Dr. Ellisman has been singularly responsible for the establishment of a new campus Organized Research Unit (ORU) - The Center for Research in Biological Systems (CRBS) for which he continues to serve as Director. The CRBS is an umbrella organization for activities on campus relating to biological structure and function across spatial scales. During this period, the unit experienced substantial growth and formed a strategic alliance with the new California Institute for Telecommunications and Information Technology (Calit2).
Cellular neurobiology and the dynamic interplay between structure and function in nervous system in general - with a focus on excitable membrane properties and new instrument design, development, and implementation.

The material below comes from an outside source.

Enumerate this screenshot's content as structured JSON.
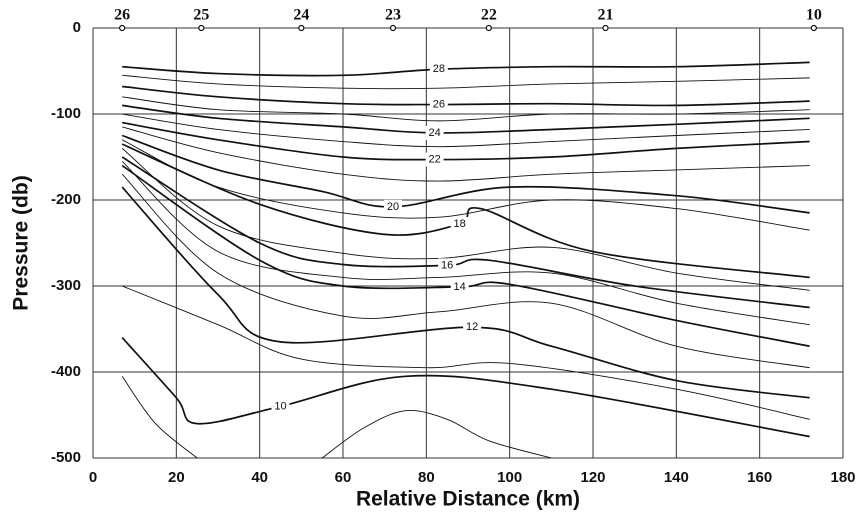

Ellisman's well-established research activities include projects aimed at obtaining new insight into how the nervous system functions at the cellular level. Investigations are conducted on the cellular interactions occurring during nervous system regeneration, especially those occurring between axons and myelinating glia; structural changes in axons and synapses associated with changes in their functionally significant electrophysiological properties; aging in the central nervous system; cellular, molecular, and developmental neurobiology with specific interests in the mechanisms of intracellular transport in neurons; molecular differentiation of excitable membranes, ion channels, neurotransmitter receptors, and transmembrane ion pumps.
In addition to work in the domain science areas of basic cellular and molecular neurobiology, Ellisman's group is involved in the development of advanced confocal and high voltage electron-microscopic imaging methods as well as the associated computer-aided image processing and computer graphic display methodologies.